Пусть забудет об их существовании. И не смейте больше приходить с этими
глупостями.
Наталья пыталась настаивать, плакала, умоляла, хватала Любу
за рукав легкого плащика, но Люба твердо стояла на своем. В конце концов, когда
ей показалось, что проходящие мимо соседки кидают на них слишком пристальные
любопытствующие взгляды, она поднялась и покатила коляску к подъезду, даже не
попрощавшись с женой Юрцевича.
Весь остаток дня Любу одолевала досада.

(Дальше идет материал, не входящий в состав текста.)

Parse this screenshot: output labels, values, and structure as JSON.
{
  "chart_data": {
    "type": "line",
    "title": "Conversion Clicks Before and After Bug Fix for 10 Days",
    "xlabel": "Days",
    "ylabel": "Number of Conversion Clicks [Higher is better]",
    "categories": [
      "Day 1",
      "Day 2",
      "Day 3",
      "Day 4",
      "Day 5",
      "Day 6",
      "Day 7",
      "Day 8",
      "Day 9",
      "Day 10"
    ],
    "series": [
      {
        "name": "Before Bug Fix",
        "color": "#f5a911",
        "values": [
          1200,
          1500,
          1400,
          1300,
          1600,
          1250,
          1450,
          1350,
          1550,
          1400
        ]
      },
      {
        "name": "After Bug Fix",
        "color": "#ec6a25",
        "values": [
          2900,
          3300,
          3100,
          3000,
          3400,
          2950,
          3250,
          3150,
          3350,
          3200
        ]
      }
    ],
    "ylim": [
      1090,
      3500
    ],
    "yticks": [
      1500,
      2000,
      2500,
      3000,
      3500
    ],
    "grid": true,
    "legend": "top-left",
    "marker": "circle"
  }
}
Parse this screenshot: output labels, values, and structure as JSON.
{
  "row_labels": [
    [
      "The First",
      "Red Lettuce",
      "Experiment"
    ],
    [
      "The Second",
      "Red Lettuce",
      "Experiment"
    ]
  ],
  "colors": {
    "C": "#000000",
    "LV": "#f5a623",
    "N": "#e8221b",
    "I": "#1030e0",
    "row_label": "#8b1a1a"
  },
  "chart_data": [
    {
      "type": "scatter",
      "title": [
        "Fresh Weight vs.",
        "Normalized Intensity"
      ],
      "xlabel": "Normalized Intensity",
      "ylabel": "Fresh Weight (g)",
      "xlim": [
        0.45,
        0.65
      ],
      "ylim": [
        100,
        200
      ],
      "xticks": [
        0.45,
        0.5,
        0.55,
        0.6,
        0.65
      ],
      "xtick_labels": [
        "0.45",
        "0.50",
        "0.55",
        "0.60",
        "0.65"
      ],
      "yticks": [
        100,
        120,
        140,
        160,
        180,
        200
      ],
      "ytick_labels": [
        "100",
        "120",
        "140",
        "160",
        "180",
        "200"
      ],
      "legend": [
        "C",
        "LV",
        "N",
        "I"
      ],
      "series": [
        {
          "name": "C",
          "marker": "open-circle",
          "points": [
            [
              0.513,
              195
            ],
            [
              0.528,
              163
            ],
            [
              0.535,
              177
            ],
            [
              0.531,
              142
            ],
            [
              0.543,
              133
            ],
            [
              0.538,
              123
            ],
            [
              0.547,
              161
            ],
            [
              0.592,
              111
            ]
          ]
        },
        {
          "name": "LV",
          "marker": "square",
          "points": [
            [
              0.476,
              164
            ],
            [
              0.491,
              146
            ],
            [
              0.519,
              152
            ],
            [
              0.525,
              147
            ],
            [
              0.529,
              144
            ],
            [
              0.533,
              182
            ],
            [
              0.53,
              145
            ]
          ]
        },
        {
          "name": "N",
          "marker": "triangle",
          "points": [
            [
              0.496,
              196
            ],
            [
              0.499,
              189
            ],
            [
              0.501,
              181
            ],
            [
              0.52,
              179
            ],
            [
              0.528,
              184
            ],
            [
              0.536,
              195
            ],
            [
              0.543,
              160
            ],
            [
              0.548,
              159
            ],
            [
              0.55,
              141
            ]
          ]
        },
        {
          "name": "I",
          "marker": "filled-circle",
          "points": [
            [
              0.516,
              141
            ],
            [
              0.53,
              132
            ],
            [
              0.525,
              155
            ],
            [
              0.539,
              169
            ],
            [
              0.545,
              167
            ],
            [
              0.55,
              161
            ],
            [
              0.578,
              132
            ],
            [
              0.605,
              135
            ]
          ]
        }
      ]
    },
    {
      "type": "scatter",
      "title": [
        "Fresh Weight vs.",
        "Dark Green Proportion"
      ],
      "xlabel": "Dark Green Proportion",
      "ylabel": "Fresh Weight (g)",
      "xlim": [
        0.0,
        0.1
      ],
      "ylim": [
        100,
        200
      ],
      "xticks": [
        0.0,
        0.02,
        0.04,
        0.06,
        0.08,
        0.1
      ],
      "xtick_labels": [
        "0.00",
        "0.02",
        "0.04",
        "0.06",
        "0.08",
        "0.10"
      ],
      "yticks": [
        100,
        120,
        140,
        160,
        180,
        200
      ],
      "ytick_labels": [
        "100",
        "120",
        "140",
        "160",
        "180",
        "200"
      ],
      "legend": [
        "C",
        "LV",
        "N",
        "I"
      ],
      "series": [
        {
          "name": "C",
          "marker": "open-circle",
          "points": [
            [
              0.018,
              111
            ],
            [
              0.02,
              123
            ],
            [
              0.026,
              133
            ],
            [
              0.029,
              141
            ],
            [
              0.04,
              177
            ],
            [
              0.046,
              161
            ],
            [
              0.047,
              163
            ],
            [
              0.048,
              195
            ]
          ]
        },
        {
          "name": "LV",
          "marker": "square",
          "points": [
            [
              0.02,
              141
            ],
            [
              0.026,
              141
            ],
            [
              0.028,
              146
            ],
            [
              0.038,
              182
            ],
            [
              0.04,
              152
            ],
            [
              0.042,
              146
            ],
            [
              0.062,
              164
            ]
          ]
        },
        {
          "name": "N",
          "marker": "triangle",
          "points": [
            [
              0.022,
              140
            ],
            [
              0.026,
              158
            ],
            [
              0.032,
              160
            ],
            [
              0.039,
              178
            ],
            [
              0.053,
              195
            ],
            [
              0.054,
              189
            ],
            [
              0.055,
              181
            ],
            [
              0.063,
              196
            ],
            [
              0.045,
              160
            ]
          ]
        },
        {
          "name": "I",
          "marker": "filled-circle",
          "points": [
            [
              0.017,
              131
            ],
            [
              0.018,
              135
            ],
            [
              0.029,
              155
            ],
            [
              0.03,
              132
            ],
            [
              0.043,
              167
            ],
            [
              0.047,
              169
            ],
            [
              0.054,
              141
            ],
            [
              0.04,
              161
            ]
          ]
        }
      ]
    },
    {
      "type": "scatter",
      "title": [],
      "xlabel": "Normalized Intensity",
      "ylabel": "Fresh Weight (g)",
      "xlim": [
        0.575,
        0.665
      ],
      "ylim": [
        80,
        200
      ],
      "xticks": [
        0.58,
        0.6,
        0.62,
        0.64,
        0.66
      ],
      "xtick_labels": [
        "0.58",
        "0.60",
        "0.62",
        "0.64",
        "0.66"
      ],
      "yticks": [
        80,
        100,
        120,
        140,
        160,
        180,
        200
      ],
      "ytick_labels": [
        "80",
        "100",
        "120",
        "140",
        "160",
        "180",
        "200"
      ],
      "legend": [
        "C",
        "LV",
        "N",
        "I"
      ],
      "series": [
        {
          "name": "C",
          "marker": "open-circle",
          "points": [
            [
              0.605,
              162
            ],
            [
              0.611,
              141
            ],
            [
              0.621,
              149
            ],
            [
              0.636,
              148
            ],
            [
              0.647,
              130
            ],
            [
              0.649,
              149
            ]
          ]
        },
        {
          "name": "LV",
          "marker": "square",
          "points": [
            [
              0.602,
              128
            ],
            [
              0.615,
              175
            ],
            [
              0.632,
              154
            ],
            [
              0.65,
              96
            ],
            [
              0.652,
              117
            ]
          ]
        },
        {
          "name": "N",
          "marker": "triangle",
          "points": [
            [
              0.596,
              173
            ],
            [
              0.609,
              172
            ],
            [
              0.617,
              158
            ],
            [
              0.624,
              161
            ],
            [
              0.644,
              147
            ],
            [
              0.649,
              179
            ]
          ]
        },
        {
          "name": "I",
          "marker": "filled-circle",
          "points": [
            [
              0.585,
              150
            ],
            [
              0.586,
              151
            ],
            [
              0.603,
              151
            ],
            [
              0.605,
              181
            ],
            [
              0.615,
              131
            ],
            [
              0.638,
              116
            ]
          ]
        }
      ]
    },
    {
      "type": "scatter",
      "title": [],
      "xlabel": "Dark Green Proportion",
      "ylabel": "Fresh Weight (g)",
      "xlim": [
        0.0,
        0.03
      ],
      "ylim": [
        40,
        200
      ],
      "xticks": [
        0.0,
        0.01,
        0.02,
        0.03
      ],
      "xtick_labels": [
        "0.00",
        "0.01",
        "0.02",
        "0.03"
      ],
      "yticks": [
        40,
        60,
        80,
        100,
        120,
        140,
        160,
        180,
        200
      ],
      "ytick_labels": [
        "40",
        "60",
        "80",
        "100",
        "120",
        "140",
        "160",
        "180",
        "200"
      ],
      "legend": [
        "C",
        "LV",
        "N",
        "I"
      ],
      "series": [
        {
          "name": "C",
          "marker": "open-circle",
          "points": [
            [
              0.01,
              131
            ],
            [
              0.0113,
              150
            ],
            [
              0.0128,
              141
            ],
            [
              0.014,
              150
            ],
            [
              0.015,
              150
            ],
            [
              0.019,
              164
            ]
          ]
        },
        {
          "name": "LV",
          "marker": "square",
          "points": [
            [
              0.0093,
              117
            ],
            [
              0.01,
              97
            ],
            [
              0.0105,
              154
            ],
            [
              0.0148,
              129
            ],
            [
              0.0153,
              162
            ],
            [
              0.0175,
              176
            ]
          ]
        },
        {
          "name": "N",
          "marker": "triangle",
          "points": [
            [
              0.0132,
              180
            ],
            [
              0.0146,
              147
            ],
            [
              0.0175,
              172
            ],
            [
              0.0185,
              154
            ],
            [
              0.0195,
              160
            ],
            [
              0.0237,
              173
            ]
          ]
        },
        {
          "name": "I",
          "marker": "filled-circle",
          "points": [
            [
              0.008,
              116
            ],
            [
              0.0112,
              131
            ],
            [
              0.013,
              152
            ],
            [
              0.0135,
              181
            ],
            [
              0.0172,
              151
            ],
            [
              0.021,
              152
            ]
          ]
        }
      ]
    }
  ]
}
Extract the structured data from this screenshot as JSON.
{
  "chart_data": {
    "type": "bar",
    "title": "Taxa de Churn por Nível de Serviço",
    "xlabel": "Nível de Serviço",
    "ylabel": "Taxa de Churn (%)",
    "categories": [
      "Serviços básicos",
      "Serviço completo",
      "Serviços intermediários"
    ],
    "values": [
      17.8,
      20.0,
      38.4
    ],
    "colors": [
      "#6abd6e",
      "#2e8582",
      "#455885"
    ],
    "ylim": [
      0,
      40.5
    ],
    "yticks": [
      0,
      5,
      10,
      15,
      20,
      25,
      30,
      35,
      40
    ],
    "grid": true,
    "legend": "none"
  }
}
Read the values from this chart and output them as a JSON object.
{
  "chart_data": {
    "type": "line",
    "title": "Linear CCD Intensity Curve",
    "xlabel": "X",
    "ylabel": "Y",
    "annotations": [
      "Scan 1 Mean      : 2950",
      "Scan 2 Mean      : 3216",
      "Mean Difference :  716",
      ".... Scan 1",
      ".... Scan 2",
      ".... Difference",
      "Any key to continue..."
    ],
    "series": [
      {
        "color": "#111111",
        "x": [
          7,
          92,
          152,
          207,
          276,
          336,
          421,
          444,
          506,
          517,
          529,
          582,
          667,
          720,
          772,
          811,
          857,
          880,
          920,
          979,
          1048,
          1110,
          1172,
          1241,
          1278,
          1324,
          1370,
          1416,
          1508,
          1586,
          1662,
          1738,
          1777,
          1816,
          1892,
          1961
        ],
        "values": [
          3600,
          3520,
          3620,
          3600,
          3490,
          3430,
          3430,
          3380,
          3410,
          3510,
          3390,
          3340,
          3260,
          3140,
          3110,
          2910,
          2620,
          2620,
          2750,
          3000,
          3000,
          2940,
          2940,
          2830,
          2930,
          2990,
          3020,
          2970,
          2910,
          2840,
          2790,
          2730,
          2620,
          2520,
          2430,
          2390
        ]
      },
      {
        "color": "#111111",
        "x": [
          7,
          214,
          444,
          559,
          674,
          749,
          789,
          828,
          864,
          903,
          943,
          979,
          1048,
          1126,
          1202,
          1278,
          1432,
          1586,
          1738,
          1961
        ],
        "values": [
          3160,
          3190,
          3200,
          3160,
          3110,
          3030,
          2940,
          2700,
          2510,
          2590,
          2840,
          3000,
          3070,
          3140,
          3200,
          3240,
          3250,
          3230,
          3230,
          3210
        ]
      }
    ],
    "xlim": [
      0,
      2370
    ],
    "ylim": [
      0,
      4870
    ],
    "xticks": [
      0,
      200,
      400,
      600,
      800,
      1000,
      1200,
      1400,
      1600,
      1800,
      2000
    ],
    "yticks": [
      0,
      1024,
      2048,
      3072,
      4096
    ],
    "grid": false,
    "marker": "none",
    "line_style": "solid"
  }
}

Стоило ей бросить
взгляд на две детские кроватки, стоящие в ее комнате, она машинально
представляла себе, что, если бы их здесь не было, можно было бы поставить
вместительный стеллаж для книг и папок; включив телевизор, она начинала мечтать
о том, что можно смотреть фильм, не отвлекаясь на плачущих описавшихся
мальчишек; планируя дела на завтрашний день, она думала, сколько всего
приятного, интересного и полезного можно было бы сделать, если бы не племянники.
Ах, как было бы здорово!
На следующий день Люба после работы помчалась в клинику, где
Тамара Леонидовна пыталась вернуть своей внешности прежнюю моложавость. Нужно
было успеть вовремя забрать Сашу и Андрюшу из яслей, поэтому она, войдя в
палату, не стала тратить время на пустяки и сразу приступила к главному,
рассказав матери о вчерашнем разговоре с Натальей Юрцевич. Реакция Тамары
Леонидовны оказалась такой, как Люба и ожидала: даже разговора быть не может, а
если эта нахалка еще раз посмеет выступить с чем-то подобным, проявить
жесткость и отвадить ее от семьи Филановских раз и навсегда.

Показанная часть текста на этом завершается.